A Busan, en Corée du Sud, les représentants de peuples indigènes du monde entier ont uni leurs voix pour alerter sur les dangers du plastique lors des négociations sur le premier traité mondial contre la pollution plastique. Un enjeu de santé publique crucial, encore trop souvent ignoré.
Le plastique, un tueur silencieux
Caleb Justin Smith-White, 33 ans, membre du peuple Aamjiwnaang au Canada, en est convaincu : le plastique a tué trois jeunes de son village, tous morts de leucémie. Un cancer devenu tristement banal dans sa région de Sarnia, surnommée « la vallée de la pétrochimie » ou « la vallée du cancer » en raison de la forte présence d’usines.
Si aucune étude n’a pu formellement lier ces cancers à la pollution, CJ pointe du doigt les fuites de benzène dans l’air, un composé cancérigène utilisé notamment dans la fabrication de plastiques comme le polystyrène. Son combat a contribué à la fermeture programmée d’ici 2026 d’une usine voisine, l’un des premiers fabricants mondiaux de styrène.
Une coalition mondiale contre la menace plastique
A Busan, CJ a rejoint une coalition de peuples indigènes venus du monde entier pour faire entendre leurs voix. De l’Alaska au Népal en passant par l’Australie ou le Brésil, les témoignages sur les méfaits du plastique pour la santé et l’environnement se sont accumulés.
Nous voyons se développer une crise du cancer dans plusieurs des communautés indigènes avec lesquelles nous travaillons.

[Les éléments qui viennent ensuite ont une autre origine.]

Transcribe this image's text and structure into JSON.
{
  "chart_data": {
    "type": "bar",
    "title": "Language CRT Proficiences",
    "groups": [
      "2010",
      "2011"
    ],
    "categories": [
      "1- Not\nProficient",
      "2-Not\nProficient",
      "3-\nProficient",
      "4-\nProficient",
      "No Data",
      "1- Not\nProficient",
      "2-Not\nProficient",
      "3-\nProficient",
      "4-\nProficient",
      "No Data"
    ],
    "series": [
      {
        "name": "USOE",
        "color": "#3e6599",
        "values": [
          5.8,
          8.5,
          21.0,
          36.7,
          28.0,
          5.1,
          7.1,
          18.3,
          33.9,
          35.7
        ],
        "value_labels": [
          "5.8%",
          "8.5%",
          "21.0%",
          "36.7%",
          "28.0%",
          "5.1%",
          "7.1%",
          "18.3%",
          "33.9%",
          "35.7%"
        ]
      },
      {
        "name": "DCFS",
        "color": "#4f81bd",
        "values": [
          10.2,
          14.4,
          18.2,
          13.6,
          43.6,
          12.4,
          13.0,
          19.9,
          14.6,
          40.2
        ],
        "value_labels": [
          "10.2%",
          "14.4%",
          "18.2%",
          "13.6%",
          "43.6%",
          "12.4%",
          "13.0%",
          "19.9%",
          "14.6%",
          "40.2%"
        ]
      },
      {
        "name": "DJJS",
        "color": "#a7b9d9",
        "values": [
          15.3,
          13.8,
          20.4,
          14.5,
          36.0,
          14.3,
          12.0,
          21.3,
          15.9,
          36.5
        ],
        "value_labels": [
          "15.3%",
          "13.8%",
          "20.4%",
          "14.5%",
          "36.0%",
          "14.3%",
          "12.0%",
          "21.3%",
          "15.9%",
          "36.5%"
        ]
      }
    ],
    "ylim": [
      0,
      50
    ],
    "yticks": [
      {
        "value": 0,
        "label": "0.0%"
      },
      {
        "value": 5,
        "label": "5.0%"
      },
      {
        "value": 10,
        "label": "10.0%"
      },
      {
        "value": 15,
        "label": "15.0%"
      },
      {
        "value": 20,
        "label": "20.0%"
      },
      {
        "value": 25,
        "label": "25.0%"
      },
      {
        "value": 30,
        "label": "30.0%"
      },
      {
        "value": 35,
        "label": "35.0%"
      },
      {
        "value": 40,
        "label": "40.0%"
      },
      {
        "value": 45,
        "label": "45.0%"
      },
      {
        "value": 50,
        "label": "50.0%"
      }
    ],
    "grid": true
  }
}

Pamela Miller, directrice de l’ONG Alaska community action on toxics
Au Népal, c’est une vague de déchets plastiques qui a submergé certains villages de montagne, faute d’infrastructures adaptées. « Nous avons du plastique partout », se désole Prem Singh, originaire d’un village de l’ouest du pays. Selon lui, le plastique ingéré par le bétail provoque de nombreuses morts d’animaux.
Des additifs toxiques dans le viseur
Face à cette situation alarmante, de nombreux intervenants à Busan ont réclamé l’annexion au futur traité de listes d’additifs chimiques et de polymères dangereux pour la santé (bisphénol, phtalates…).
Des scientifiques ont appuyé cette demande, à l’image de la toxicologue environnementale Jane Muncke qui dénonce « la relation toxique » entre l’alimentation ultra-transformée et les emballages plastiques. Des microplastiques ont même été détectés dans le cerveau humain comme l’a révélé une étude présentée à Busan.
Autre preuve de l’impact sur la santé : une étude parue en juin dans The Lancet a montré qu’une naissance prématurée sur dix aux États-Unis était associée à l’exposition des femmes enceintes aux phtalates, présents dans de nombreux plastiques.
Les lobbys industriels minimisent les risques
Malgré ces données scientifiques préoccupantes, certains pays producteurs de pétrole comme la Russie ou l’Arabie saoudite, hostiles à un traité contraignant, ont publiquement nié les dangers du plastique pour la santé lors des débats.
Une attitude qui a contraint l’Organisation mondiale de la Santé (OMS) à sortir de sa réserve pour rectifier certains propos. « Si les réglementations sur les produits chimiques fonctionnaient si bien, pourquoi trouve-t-on ces substances dans le corps humain ? », s’est interrogée Sarah Dunlop, neurologue engagée venue d’Australie.
Un traité crucial pour la santé publique
Si les négociations sur le traité ont initialement été lancées pour préserver les océans, c’est bien la question de la santé humaine qui s’est progressivement imposée comme un enjeu central. Les communautés indigènes en première ligne face à la pollution plastique l’ont bien compris.
Leur mobilisation à Busan aura permis de mettre en lumière l’urgence d’agir face à cette menace invisible. Car derrière les chiffres et les études scientifiques, ce sont bien des vies humaines qui sont en jeu. Le plastique tue en silence, loin des projecteurs. Il est temps de briser ce silence assourdissant.